The bear then was taxidermied and passed around till he finally was placed in his final home of a tourist trap in Kentucky known as the Kentucky Fun Mall. 

This movie, however, tells a different story that runs with the absurdity such a situation could entail. 

Beginning with an accurate reenactment regarding the first part of the real life story, the film takes the opportunity to take a sharp turn into comedy. As the camera pans over vast shots of the wilderness, a quote materializes on screen: “Black Bears are not motivated territorially. They will seldom attack humans in their vicinity. When they do attack, victims have a higher chance of surviving by fighting back rather than submitting.” It is from Wikipedia. A site that can be edited by anyone. That quote alone sets up that this film isn’t going to be following true facts and It’s purposely written as a comedy/thriller and it follows that promise pretty well. 

Despite these comedic themes, the actual number of laughs in this film are limited, with many feeling out of place at times. As a thriller, however, it holds up. 

“Cocaine Bear” may not be a go to for horror junkie’s, but the film does hold its end of the bargain, keeping the viewer on the edge of their seat. With a bear as the killer, the gore factor is up in the air. Will it be similar to a bear attack, and feel like watching a dark, cometic documentary? Or will it follow many horror kills and add some that shock the viewer. “Cocaine Bear” does both. Starting as more stylized like a dark documentary, to more shocking kills before returning to documentary roots. In fact the kills grow in graphicness as the movie goes forth as well as the quality of the effects, with the first kill being a simple effect and more off screen to one of the final kills being so graphic that it’s only seen for a second in darkness before disappearing. 

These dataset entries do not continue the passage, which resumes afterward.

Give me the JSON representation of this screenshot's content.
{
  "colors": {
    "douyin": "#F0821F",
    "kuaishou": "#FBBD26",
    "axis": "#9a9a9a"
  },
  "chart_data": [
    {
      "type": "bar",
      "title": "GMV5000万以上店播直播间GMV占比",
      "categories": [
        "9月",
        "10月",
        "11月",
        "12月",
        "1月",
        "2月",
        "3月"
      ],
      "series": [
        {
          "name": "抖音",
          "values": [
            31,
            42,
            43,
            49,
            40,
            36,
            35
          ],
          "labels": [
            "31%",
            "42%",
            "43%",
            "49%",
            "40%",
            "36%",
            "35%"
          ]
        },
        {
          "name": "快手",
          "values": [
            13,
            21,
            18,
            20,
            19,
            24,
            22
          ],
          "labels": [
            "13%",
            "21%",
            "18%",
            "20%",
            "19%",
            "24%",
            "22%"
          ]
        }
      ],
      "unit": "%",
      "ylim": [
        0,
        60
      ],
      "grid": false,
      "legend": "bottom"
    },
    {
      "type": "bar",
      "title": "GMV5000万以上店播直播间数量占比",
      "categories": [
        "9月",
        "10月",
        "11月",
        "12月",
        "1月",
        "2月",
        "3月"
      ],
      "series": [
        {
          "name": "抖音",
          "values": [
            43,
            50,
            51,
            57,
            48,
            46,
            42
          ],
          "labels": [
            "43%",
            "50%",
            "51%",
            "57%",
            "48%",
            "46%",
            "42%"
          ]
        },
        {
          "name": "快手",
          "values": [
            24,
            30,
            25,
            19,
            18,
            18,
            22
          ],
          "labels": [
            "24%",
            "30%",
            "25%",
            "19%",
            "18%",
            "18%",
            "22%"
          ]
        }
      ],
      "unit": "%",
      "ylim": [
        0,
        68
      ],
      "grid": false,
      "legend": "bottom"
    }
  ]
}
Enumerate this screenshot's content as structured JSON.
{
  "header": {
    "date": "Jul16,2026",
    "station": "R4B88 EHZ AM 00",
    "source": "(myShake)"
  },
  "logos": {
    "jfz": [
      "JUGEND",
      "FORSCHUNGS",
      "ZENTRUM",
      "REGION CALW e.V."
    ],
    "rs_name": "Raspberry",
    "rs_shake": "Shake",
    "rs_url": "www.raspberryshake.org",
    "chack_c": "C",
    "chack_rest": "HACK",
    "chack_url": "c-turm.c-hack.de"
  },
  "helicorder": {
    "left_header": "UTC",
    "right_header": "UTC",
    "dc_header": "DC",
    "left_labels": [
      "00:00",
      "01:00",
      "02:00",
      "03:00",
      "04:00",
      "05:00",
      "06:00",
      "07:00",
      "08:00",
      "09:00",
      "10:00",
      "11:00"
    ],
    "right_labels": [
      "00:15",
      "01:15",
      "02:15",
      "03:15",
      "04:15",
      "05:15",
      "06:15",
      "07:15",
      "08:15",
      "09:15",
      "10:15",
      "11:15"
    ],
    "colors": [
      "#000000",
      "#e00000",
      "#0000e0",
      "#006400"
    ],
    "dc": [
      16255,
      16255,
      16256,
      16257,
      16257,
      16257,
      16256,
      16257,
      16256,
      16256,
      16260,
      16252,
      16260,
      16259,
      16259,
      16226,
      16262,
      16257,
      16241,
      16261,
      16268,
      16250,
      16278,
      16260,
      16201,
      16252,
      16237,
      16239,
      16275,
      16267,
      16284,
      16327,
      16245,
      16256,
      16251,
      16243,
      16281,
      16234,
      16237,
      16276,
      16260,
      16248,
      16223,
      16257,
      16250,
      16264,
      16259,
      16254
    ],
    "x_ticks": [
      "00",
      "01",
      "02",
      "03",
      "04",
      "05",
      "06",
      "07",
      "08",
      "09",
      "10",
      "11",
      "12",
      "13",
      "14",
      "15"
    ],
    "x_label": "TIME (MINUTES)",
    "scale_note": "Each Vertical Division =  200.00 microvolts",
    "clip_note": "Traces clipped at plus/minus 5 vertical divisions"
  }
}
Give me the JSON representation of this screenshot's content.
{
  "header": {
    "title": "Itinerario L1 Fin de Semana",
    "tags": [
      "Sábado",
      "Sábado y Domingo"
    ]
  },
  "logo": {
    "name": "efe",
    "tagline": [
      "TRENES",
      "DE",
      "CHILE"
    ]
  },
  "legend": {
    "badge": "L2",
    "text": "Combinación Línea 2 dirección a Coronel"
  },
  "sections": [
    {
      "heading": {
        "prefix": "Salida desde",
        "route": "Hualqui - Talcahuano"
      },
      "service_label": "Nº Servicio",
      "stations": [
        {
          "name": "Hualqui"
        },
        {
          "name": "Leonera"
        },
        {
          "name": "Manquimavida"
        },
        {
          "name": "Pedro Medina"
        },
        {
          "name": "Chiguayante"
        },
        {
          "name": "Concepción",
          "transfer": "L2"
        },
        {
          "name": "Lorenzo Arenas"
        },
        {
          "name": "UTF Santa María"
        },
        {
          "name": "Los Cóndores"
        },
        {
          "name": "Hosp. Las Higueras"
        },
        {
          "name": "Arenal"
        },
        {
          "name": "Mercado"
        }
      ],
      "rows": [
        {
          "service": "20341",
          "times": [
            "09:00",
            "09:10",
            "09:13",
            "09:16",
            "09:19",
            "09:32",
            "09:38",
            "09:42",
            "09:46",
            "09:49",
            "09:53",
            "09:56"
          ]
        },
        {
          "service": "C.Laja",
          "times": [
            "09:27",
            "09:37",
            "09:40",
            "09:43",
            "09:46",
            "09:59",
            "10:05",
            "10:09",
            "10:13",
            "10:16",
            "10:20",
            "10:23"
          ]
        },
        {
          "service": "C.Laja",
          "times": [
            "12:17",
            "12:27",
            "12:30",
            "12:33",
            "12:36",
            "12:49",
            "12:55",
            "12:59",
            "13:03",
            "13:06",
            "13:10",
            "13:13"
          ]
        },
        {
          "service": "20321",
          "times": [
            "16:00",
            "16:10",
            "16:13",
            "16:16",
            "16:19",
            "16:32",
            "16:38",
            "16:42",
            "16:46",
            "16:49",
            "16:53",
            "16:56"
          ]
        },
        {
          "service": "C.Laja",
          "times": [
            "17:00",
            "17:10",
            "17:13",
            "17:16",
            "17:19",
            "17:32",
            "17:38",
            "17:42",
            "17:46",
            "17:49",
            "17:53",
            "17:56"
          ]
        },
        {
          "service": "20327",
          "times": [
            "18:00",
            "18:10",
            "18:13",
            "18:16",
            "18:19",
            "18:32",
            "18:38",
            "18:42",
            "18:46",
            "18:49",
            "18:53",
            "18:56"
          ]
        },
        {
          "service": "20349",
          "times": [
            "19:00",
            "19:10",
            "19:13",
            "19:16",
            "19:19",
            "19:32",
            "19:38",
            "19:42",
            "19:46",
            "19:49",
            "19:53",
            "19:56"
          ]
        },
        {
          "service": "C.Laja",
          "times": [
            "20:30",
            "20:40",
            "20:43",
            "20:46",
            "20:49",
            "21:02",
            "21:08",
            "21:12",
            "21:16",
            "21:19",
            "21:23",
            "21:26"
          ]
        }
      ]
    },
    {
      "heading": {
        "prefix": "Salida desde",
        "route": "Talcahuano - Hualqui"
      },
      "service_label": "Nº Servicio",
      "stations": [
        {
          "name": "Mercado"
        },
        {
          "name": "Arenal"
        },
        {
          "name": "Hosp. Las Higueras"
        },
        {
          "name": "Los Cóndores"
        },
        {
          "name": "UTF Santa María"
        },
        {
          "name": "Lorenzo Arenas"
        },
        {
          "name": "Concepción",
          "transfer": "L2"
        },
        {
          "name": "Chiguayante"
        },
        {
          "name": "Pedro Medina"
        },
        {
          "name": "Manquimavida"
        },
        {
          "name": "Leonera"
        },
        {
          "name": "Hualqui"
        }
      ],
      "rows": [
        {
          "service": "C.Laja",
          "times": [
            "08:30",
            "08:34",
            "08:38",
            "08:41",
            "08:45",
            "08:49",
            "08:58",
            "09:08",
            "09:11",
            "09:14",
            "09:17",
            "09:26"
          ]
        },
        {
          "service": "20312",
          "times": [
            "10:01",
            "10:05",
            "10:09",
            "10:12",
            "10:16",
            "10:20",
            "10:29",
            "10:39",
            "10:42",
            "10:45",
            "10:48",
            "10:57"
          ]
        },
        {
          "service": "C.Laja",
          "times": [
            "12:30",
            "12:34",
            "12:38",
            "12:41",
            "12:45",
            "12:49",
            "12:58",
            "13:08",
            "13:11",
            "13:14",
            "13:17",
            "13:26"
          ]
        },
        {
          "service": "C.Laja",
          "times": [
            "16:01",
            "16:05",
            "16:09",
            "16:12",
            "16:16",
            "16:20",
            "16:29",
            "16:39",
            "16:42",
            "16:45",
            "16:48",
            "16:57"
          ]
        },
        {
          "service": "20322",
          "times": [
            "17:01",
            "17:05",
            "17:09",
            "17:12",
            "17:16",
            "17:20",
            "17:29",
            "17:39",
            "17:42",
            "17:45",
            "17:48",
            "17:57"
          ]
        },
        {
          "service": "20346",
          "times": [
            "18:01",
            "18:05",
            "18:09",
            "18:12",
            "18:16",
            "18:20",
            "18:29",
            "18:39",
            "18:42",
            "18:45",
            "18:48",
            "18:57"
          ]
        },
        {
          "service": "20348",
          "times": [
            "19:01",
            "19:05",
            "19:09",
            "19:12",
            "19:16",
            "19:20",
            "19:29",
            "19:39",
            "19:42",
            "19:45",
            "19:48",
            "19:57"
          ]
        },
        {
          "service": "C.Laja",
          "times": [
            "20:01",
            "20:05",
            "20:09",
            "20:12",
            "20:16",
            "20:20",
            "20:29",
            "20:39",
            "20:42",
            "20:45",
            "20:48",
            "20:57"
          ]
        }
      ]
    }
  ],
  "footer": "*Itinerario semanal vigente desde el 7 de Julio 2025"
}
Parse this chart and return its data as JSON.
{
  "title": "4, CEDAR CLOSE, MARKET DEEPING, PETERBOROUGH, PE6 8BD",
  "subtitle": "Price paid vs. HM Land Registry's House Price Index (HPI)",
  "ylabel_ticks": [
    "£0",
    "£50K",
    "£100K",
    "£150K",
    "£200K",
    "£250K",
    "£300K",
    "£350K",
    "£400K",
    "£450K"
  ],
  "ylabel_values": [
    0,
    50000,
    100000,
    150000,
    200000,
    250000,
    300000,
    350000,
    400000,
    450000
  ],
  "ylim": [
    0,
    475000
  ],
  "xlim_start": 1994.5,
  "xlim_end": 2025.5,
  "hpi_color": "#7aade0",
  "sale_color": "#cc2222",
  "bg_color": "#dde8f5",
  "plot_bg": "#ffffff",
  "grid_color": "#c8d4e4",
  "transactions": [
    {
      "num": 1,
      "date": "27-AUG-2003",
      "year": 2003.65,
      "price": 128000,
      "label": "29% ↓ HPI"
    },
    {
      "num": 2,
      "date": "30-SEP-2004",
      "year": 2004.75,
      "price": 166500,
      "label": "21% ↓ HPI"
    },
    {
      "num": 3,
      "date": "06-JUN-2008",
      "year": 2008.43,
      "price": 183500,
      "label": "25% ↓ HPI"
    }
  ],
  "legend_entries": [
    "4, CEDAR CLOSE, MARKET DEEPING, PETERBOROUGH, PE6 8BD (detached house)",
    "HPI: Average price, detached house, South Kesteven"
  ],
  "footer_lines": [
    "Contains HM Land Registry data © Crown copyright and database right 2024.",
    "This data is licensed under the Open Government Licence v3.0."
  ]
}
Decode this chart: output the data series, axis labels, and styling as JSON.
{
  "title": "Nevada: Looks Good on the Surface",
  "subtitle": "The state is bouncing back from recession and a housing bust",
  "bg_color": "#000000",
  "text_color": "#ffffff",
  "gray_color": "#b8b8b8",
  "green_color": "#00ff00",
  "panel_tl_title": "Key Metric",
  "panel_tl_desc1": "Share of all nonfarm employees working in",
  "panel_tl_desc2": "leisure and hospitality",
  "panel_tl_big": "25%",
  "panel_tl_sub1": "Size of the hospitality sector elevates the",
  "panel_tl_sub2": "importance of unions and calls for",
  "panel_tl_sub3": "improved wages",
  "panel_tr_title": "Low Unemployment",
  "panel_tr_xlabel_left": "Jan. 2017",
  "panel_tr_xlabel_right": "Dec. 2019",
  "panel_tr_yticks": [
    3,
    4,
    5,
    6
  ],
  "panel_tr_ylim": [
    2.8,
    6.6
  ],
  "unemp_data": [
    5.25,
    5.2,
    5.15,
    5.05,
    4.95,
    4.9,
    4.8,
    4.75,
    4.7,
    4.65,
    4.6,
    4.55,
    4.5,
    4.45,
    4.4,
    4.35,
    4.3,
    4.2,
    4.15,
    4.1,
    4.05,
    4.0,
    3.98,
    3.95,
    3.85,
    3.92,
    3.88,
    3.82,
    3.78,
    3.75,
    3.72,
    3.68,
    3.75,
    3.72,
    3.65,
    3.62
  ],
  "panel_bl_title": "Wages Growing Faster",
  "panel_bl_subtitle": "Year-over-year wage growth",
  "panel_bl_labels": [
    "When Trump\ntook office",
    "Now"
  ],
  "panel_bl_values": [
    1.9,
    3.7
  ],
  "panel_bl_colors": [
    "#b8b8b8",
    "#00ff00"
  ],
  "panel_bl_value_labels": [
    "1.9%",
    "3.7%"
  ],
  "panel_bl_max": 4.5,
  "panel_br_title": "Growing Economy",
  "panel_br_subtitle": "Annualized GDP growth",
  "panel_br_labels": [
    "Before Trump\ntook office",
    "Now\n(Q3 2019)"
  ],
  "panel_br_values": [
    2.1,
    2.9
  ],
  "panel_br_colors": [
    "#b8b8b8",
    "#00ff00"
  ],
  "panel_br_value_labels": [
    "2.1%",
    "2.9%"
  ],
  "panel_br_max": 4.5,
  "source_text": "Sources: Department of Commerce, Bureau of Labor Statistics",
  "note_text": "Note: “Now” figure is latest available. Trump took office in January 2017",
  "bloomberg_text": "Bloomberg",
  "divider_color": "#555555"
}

Director Elizabeth Banks stated in an interview that despite the incredible prosthetics and close up it was cut. She hopes a director’s cut will allow this scene to get the credit it deserves.

“Cocaine Bear” can only be described as Yogi Bear if he was placed in the wild ride of the 80s. It’s a chaotic movie with twists and turns that make for a unique viewing experience. 

It’s not the greatest horror film but is a fun film for friends looking for a good time, leaving them screaming with insanity. It’s insanity has allowed it to get it’s spotlight, being nominated for Best Villain in MTV’s Movie and TV Awards, alongside “M3gan,” Wanda from “Doctor Strange in the Multiverse of Madness,” Vecna from “Stranger Things” and even Harry Styles in his film “Don’t Worry Darling.” 

This bear is taking on the world with her insane, fun filled film. Watch her rampage in theaters now.